Ridley Scott se concentre d’ailleurs vraiment sur les grandes étapes de la carrière militaire de Napoléon, du siège de Toulon en 1793 à la défaite fatale de Waterloo en 1815, reconstituant pas moins de six batailles napoléoniennes avec des moyens démesurés mis utilement à profit.
Il faut dire que depuis son brillant premier long-métrage historique (LES DUELLISTES, 1977), Ridley Scott est revenu plusieurs fois au genre avec plus ou moins de succès, mais il est rarement manchot lorsqu’il s’agit de filmer des scènes dantesques avec des centaines de figurants costumés.
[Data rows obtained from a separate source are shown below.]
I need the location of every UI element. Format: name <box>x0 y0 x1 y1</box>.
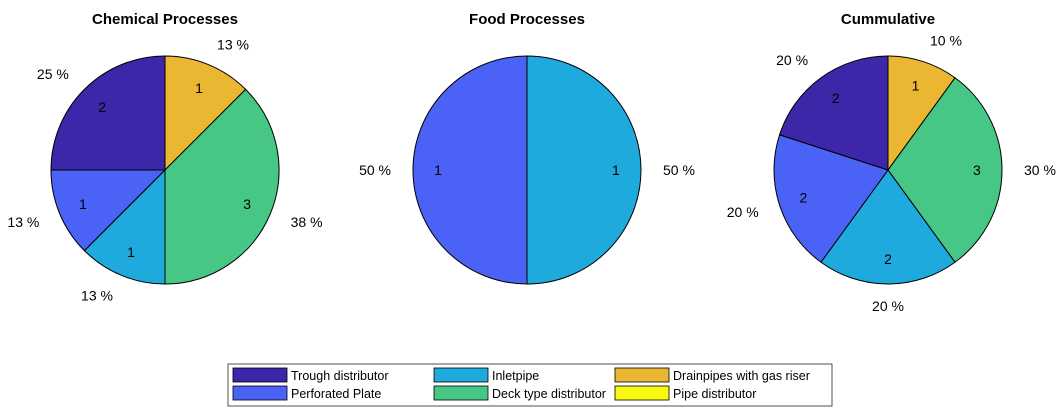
pie-slice-perforated-plate <box>50 169 167 252</box>
slice-count-label: 1 <box>79 196 87 212</box>
slice-percent-label: 20 % <box>872 298 904 314</box>
pie-slice-trough-distributor <box>778 55 889 171</box>
slice-percent-label: 38 % <box>291 214 323 230</box>
legend: Trough distributor Perforated Plate Inletp… <box>227 363 833 407</box>
pie-chemical-processes: Chemical Processes 1 13 % 3 38 % 1 13 % 1 13 % 2… <box>7 11 322 304</box>
chart-title: Cummulative <box>841 11 935 28</box>
pie-slice-drainpipes-with-gas-riser <box>164 55 247 172</box>
slice-count-label: 1 <box>195 80 203 96</box>
slice-percent-label: 30 % <box>1024 162 1056 178</box>
pie-slice-deck-type-distributor <box>164 88 280 285</box>
legend-box <box>227 363 833 407</box>
slice-count-label: 2 <box>800 189 808 205</box>
slice-count-label: 3 <box>243 196 251 212</box>
pie-slice-deck-type-distributor <box>887 77 1003 263</box>
legend-label: Drainpipes with gas riser <box>673 369 810 383</box>
pie-slice-drainpipes-with-gas-riser <box>887 55 956 172</box>
legend-swatch-pipe-distributor <box>614 385 670 401</box>
legend-label: Perforated Plate <box>291 387 381 401</box>
pie-slice-perforated-plate <box>412 55 528 285</box>
slice-percent-label: 20 % <box>727 204 759 220</box>
slice-count-label: 1 <box>612 162 620 178</box>
pie-slice-trough-distributor <box>50 55 166 171</box>
slice-percent-label: 13 % <box>7 214 39 230</box>
legend-label: Trough distributor <box>291 369 389 383</box>
legend-swatch-inletpipe <box>433 367 489 383</box>
legend-label: Deck type distributor <box>492 387 606 401</box>
slice-percent-label: 10 % <box>930 33 962 49</box>
slice-count-label: 2 <box>832 90 840 106</box>
slice-percent-label: 13 % <box>217 36 249 52</box>
slice-count-label: 2 <box>98 99 106 115</box>
legend-swatch-perforated-plate <box>232 385 288 401</box>
slice-count-label: 3 <box>973 162 981 178</box>
legend-swatch-deck-type-distributor <box>433 385 489 401</box>
legend-label: Pipe distributor <box>673 387 756 401</box>
pie-slice-inletpipe <box>526 55 642 285</box>
slice-count-label: 1 <box>434 162 442 178</box>
pie-slice-perforated-plate <box>773 134 889 263</box>
chart-title: Food Processes <box>469 11 585 28</box>
slice-percent-label: 50 % <box>663 162 695 178</box>
slice-count-label: 1 <box>912 77 920 93</box>
pie-slice-inletpipe <box>820 169 956 285</box>
chart-title: Chemical Processes <box>92 11 238 28</box>
legend-swatch-drainpipes-with-gas-riser <box>614 367 670 383</box>
pie-slice-inletpipe <box>83 168 166 285</box>
slice-percent-label: 20 % <box>776 52 808 68</box>
legend-label: Inletpipe <box>492 369 539 383</box>
slice-percent-label: 13 % <box>81 288 113 304</box>
pie-food-processes: Food Processes 1 50 % 1 50 % <box>359 11 695 285</box>
pie-cummulative: Cummulative 1 10 % 3 30 % 2 20 % 2 20 % 2 20 % <box>727 11 1056 314</box>
slice-percent-label: 50 % <box>359 162 391 178</box>
slice-count-label: 2 <box>884 251 892 267</box>
slice-count-label: 1 <box>127 244 135 260</box>
slice-percent-label: 25 % <box>37 66 69 82</box>
legend-swatch-trough-distributor <box>232 367 288 383</box>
Avec sa glace meurtrière, la boucherie d’Austerlitz hante ici particulièrement l’esprit par l’absurdité de sa violence, une constante que Ridley Scott ne manque jamais de souligner tout au long de ce film très sanguinolent.
Il n’épargne pas non plus Napoléon dans sa chambre à coucher, où un Joaquin Phoenix comme toujours très habité par son rôle en fait une sorte de grand enfant immature aussi pleurnichard que jaloux, car transi d’amour pour une femme libre insaisissable qui le trompe en son absence et ne peut lui donner d’héritier pour le trône d’Empereur.
Ce Napoléon est finalement un individu assez pathétique dont le déclin militaire commencerait par une disgrâce amoureuse, une théorie difficile à prouver mais qui a le mérite de rendre le film de Ridley Scott hautement divertissant, d’autant que si les décors et les costumes sont particulièrement soignés – ils ont été nommés aux Oscars en compagnie des effets visuels –, le scénario prend beaucoup de libertés avec la véracité historique.
Mais peu importe si Napoléon n’a jamais tiré sur les pyramides égyptiennes : cette scène hallucinante n’est qu’un des nombreux tableaux mis en scène avec un certain panache par Ridley Scott – le couronnement de 1804 et l’incendie de Moscou sont aussi particulièrement impressionnants –, qui ne craint jamais non plus de trancher dans le lard au montage, multipliant les ellipses pour limiter l’ensemble à « seulement » 2h40, en attendant une version longue de plus de 4 heures pour Apple TV+.
À condition que Ridley Scott trouve le temps de la réaliser : à 86 ans, le réalisateur britannique enchaîne toujours les tournages à un rythme effréné, et il devrait à nouveau créer l’événement cette année avec GLADIATOR 2, un quart de siècle après son film culte avec Joaquin Phoenix (déjà) en Empereur Commode.